Bombardier, Inc. (TSX:BBD.B) has enjoyed a nice recovery this year, but investors who missed the rally are wondering if there is more upside on the way.
Here’s a quick rundown of what caused the reversal and what might lie ahead.
CSeries back from the dead
Bombardier’s first CSeries jet finally went into commercial service earlier this month, roughly two years later than originally planned.
The event signaled a turning point for the company along a long and painful road.
What’s the scoop?
Massive cost overruns, extended delays, and lukewarm interest from airlines hammered the balance sheet so badly that investors pretty much gave up on the stock earlier this year. By February Bombardier was trading below $1 per share.
All hope was apparently lost, but then something completely unexpected happened: the company began to pump out good news.
Air Canada came to the rescue when it signed a letter of intent to purchase 45 CSeries jets. That triggered profit taking by the short sellers and put a floor under the stock.
Negotiations over flexibility on maintenance work had the deal on thin ice for a while, and Air Canada even threatened to walk away in late June before finally committing to the order.
Air Baltic moved an option for seven CSeries planes to a firm order in early April. That helped keep the rally alive, but the big news was still yet to come.
In late April Delta Air Lines announced plans to purchase 75 CSeries jets. Suddenly, the beleaguered program had a major U.S. buyer, and investors piled into the stock.
The result?
Bombardier broke through the $2-per-share mark and has traded close to that number for most of the past three months.
Looking forward
Bombardier says more CSeries orders are on the way. Pundits expected a big announcement at the recent Farnborough Airshow, but the company walked away empty-handed. That might not be a bad thing as it could signal that management is trying to get better pricing for the jets.
The company took a US$500 million charge on the 127 planes sold in the first part of this year. Bombardier acknowledges it has been “aggressive” in its renewed efforts to sell the new planes, and some reports suggest Delta might have negotiated a 75% discount.
If that’s the case, other airlines will want a similar deal, and that could make it difficult for Bombardier to boost the order book at better margins.
When it reported the Q1 results, Bombardier said it is still on track for the CSeries to deliver positive cash flow in 2020.
We will have to see what comes out at the Q2 earnings announcement on August 5.

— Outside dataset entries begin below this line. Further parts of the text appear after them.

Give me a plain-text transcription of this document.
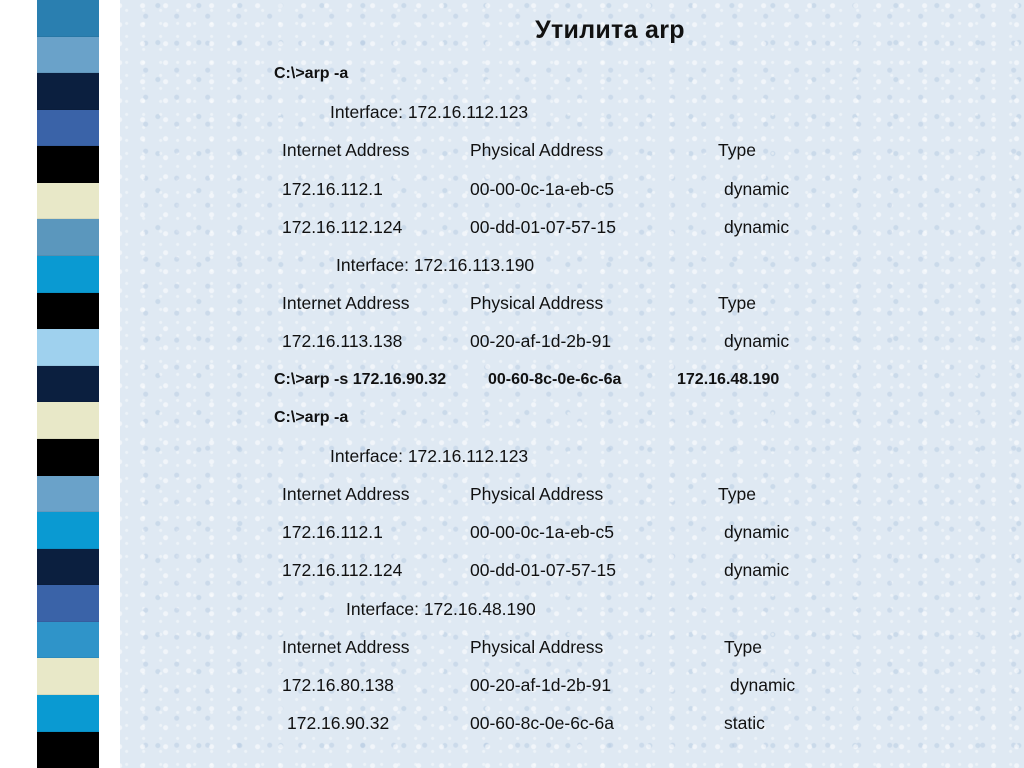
Утилита arp
C:\>arp -a
Interface: 172.16.112.123
Internet Address	Physical Address	Type
172.16.112.1	00-00-0c-1a-eb-c5	dynamic
172.16.112.124	00-dd-01-07-57-15	dynamic
Interface: 172.16.113.190
Internet Address	Physical Address	Type
172.16.113.138	00-20-af-1d-2b-91	dynamic
C:\>arp -s 172.16.90.32	00-60-8c-0e-6c-6a	172.16.48.190
C:\>arp -a
Interface: 172.16.112.123
Internet Address	Physical Address	Type
172.16.112.1	00-00-0c-1a-eb-c5	dynamic
172.16.112.124	00-dd-01-07-57-15	dynamic
Interface: 172.16.48.190
Internet Address	Physical Address	Type
172.16.80.138	00-20-af-1d-2b-91	dynamic
172.16.90.32	00-60-8c-0e-6c-6a	static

Is this a good time to buy?
Bombardier is carrying about US$9 billion in debt and will have to find more cash in the next couple of years. Quebec has started to supply the US$1 billion it committed to help the company, but negotiations are still ongoing with the federal government.
If Ottawa agrees to bankroll Bombardier, investors have to ask themselves if they want to own a company with so much government involvement. If Ottawa walks, a large stock issue might be necessary to raise funds, and that would be dilutive for existing shareholders.
Bombardier’s train division is also facing some daunting challenges. The company is struggling to meet its obligations on a large streetcar order for Toronto and recently lost two big rail deals in the U.S. to the Chinese.
Production issues can be worked out, but the long-term threat from a state-owned Chinese competitor in a key market shouldn’t be ignored.
Investors who got in at $1 per share might want to take some profits. New buyers should probably take a wait-and-see approach at this point.